Push-ups with a plus are great for activating the serratus. Turkish Get-Ups with a kettlebell is just a great way to put it all together. This is a fairly technical lift and unfortunately a single picture will not do it justice. Those of you who have tried these know how difficult they can be, but are the ultimate shoulder stability exercise.

Adjust training volume front to back – At a minimum, training volume should be 1:1, meaning for every set of bench press, you perform a set of rows. Shoulder press – chins. Flies – reverse flies (posterior delt raise). And so on. Superset the exercises or do them on separate days. It doesn’t matter as long as it evens out in the end.

I know Mike Boyle and others are now advocating kicking it up to a 1:2 ratio as they have seen fewer shoulder injuries using this strategy.

Improve trunk stability – Perform prone and lateral pillar bridges to engage the trunk and scapular muscles simultaneously. Do these in place of crunches during your core work. Yes, I said replace crunches. The only things crunches are good for are increasing thoracic kyphosis, pulling the scapulae into a more protracted and elevated position, and putting undo stress on the cervical spine. All things we are trying to prevent.
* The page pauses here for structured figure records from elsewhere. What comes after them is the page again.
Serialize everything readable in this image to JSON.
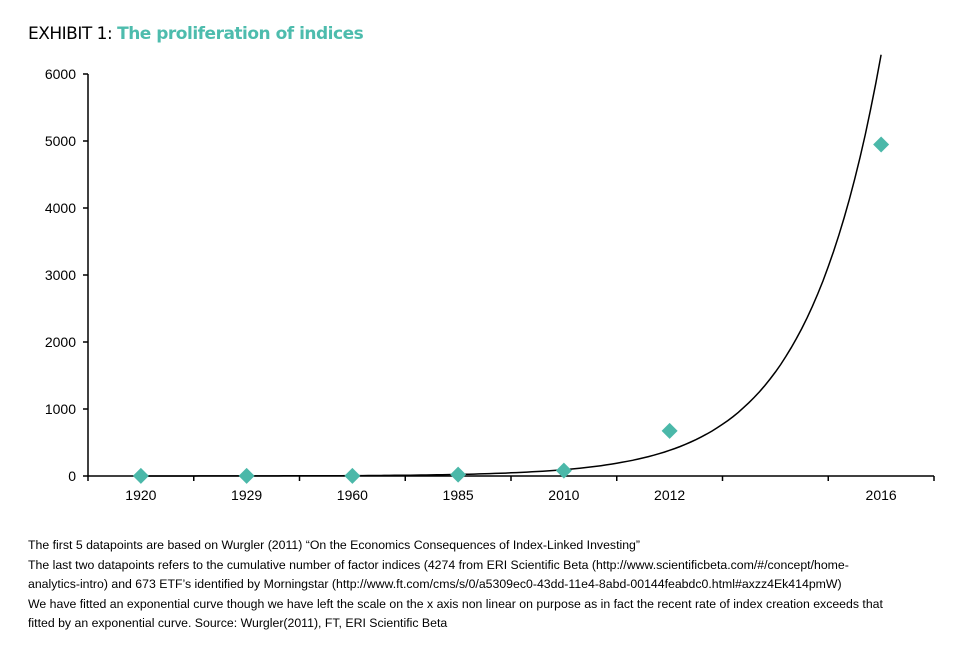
{
  "title": {
    "prefix": "EXHIBIT 1: ",
    "main": "The proliferation of indices"
  },
  "colors": {
    "accent": "#4dbcad",
    "marker": "#4bb8a9",
    "curve": "#000000"
  },
  "chart_data": {
    "type": "scatter",
    "categories": [
      "1920",
      "1929",
      "1960",
      "1985",
      "2010",
      "2012",
      "",
      "2016"
    ],
    "values": [
      1,
      1,
      1,
      20,
      80,
      673,
      null,
      4947
    ],
    "marker": "diamond",
    "trendline": "exponential",
    "ylim": [
      0,
      6000
    ],
    "yticks": [
      "0",
      "1000",
      "2000",
      "3000",
      "4000",
      "5000",
      "6000"
    ],
    "grid": false,
    "xlabel": "",
    "ylabel": ""
  },
  "notes": [
    "The first 5 datapoints  are based on Wurgler (2011) “On the Economics Consequences of Index-Linked Investing”",
    "The last two datapoints refers to the cumulative number of factor indices (4274 from ERI Scientific Beta (http://www.scientificbeta.com/#/concept/home-",
    "analytics-intro)  and 673  ETF’s identified by Morningstar (http://www.ft.com/cms/s/0/a5309ec0-43dd-11e4-8abd-00144feabdc0.html#axzz4Ek414pmW)",
    "We have fitted an exponential curve though we have left the scale on the x axis non linear on purpose as in fact the recent rate of index creation exceeds that",
    "fitted by an exponential curve. Source: Wurgler(2011), FT, ERI Scientific Beta"
  ]
}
Improve hip stability – Single leg squats and deadlifts will force greater hip stabilization versus the traditional squat and deadlift. I’m not saying to replace these, but use the single leg versions of these exercises instead of hitting the leg press and hamstring curl machine. Y can’t go wrong with exercises that challenge everything from the ground up.

Use the sleeper stretch – The test is the cure in the case of GIRD. This can be done before or after training. Just do it daily.

So there you have it. The causes and the solutions. While prevention takes some time and effort, it is always easier and less painful than the rehab. Don’t let your shoulders get in the way of your gains in the gym or your performance on the field.